To iterate over the elements in a ranked array, you can either use the ForEach construct previously discussed or if you need the current index during the iteration use AVR’s For opcode as shown below:

DclFld i Type( *Integer4 )

For Index( i = 0 ) To( myArr.Length - 1 )           
    Console.WriteLine( myArr[i] )

Passing arrays as arguments to functions or subroutines

Either Dimmed or Ranked arrays can be passed as arguments to either functions or subroutines. But do remember that because arrays in general in .NET are instances of a reference type, they are always passed by reference. Therefore, changes made in the called routine are always reflected in the caller. Always. Because arrays are a reference type object, you can’t defeat this pass-by-reference behavior—so be careful and know what to expect when you pass arrays around.

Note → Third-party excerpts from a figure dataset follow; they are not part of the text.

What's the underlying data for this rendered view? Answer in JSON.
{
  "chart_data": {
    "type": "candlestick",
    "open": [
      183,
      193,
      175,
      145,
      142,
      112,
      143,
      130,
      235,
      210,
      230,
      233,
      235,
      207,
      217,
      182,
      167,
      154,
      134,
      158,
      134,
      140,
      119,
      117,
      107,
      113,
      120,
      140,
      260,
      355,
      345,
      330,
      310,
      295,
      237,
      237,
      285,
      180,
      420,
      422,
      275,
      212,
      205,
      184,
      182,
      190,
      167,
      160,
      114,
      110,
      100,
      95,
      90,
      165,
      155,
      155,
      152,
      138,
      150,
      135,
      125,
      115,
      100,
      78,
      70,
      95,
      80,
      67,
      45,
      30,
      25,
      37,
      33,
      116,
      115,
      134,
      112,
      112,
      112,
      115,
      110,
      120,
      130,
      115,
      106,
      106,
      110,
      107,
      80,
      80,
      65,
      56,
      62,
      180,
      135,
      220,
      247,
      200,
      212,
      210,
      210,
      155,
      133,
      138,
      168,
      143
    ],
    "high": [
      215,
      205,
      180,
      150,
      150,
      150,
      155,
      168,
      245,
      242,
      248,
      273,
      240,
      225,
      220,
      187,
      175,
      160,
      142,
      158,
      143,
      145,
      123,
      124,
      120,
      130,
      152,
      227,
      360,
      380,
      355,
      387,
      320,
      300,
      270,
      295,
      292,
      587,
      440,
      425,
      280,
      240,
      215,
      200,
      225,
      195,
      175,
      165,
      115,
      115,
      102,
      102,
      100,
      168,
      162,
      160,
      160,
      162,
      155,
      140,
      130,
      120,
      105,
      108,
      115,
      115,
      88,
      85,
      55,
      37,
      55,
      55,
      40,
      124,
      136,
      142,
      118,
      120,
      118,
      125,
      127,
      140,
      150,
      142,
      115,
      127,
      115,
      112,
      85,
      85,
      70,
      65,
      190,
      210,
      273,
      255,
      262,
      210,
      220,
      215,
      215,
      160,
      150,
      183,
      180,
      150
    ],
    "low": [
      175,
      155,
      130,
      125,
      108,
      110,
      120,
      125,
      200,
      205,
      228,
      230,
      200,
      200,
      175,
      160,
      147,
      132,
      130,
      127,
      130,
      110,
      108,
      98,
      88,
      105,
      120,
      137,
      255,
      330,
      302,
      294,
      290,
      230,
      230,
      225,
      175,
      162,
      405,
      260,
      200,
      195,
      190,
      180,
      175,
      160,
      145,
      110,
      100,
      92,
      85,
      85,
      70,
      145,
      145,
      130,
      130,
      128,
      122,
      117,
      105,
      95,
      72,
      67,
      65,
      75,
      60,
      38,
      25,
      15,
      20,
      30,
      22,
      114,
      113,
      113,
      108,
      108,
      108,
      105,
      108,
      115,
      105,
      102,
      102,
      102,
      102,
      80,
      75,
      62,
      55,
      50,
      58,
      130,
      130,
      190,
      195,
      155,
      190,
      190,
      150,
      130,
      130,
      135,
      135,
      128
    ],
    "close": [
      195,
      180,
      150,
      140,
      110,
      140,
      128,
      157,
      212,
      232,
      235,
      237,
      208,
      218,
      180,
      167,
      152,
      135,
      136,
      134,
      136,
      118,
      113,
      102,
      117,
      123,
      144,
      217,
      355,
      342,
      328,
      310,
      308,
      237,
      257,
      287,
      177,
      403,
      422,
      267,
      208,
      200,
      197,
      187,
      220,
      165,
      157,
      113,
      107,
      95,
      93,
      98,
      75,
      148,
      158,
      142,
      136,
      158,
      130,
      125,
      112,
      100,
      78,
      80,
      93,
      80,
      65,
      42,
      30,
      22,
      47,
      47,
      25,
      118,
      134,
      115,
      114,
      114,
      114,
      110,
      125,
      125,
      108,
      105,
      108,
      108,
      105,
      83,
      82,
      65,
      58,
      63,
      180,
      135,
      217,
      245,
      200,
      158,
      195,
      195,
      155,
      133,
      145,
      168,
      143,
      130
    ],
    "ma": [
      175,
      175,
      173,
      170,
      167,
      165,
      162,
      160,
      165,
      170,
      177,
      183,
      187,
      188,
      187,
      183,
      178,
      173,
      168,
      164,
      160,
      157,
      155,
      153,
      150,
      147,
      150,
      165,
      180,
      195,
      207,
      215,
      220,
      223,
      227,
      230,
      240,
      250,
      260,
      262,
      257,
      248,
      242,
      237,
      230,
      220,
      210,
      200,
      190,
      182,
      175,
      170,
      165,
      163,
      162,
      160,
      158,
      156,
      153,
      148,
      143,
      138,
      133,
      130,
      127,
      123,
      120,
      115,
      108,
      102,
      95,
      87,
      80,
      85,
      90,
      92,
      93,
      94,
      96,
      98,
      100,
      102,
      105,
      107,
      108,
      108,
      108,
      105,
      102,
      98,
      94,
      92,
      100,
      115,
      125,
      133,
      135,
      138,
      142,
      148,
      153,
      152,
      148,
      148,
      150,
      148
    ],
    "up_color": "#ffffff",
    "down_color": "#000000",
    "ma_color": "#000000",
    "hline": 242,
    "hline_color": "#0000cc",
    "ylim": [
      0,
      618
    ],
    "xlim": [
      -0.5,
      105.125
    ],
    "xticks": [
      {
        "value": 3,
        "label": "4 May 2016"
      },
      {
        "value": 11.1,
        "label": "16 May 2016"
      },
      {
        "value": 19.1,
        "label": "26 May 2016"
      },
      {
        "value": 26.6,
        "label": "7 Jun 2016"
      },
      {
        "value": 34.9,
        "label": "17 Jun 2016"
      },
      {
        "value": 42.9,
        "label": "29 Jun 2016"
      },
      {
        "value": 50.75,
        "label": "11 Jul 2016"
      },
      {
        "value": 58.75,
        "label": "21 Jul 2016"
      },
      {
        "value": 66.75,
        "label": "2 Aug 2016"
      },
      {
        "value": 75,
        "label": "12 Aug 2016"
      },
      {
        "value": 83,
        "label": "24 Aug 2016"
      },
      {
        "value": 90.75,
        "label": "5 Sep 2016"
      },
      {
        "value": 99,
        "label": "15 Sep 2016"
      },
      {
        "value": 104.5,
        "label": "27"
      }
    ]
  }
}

Consider the following code:

BegSr PassArraysAsArgs Access( *Public )
    DclArray Beatles Type( *String ) Rank( 1 )

    Beatles2 = *New *String[] { "John", "George", "Ringo", "Paul" } 

    ChangeBeatle( Beatles )
    // Beatles[1] is now "GEORGE"

BegSr ChangeBeatle
    DclSrParm Beatles Type( *String ) Rank( 1 )

    Beatles[1] = Beatles[1].ToUpper()


BegSr PassArraysAsArgs Access( *Public )
    DclArray Beatles Type( *String ) Dim( 4 ) 

    Beatles1[ 0 ] = "John"
    Beatles1[ 1 ] = "George"
    Beatles1[ 2 ] = "Ringo"
    Beatles1[ 3 ] = "Paul"

    ChangeBeatle( Beatles )
    // Beatles[1] is now "GEORGE"

BegSr ChangeBeatle
    DclSrParm Beatles Type( *String ) Rank( 1 )

    Beatles[1] = Beatles[1].ToUpper()

In either example, the value of the Beatles[1] element that was changed in the ChangeBeatle() subroutine is reflected in the routine that called ChangeBeatle(). Even though it was not declared as such, the dimmed array in the second example is passed as a ranked array. The only way to pass arrays as routine arguments is to pass them as ranked arrays.

Returning an array as a function result

Used ranked arrays to return an array as the result of a function, isn’t something you’ll do often, but it’s good to know how to do it. Note how the array returned in the GetBeatlesArray() function is declared as a dimmed array inside the routine–but also notice that the return value of the function is declared as a ranked array. The result array can be either a dimmed or ranked array, but it must be returned as, and received as, a ranked array.

BegSr TestGetBeatlesArray Access(*Public)
    DclArray Beatles Type(*String) Rank(1) 

    Beatles = GetBeatlesArray()

    ForEach Beatle Type(*String) Collection(Beatles) 

BegFunc GetBeatlesArray Access(*Public) Type(*String) Rank(1) 
    DclArray Beatles Type(*String) Dim(4) 

    Beatles[0] = "John"
    Beatles[1] = "George"
    Beatles[2] = "Ringo"
    Beatles[3] = "Paul" 

    LeaveSr Beatles

That’s probably enough about arrays for now. Spend some time with the array handling in AVR for .NET and don’t be afraid to break out of your dimmed array comfort zone. Once learned, ranked arrays provide a tremendous payout.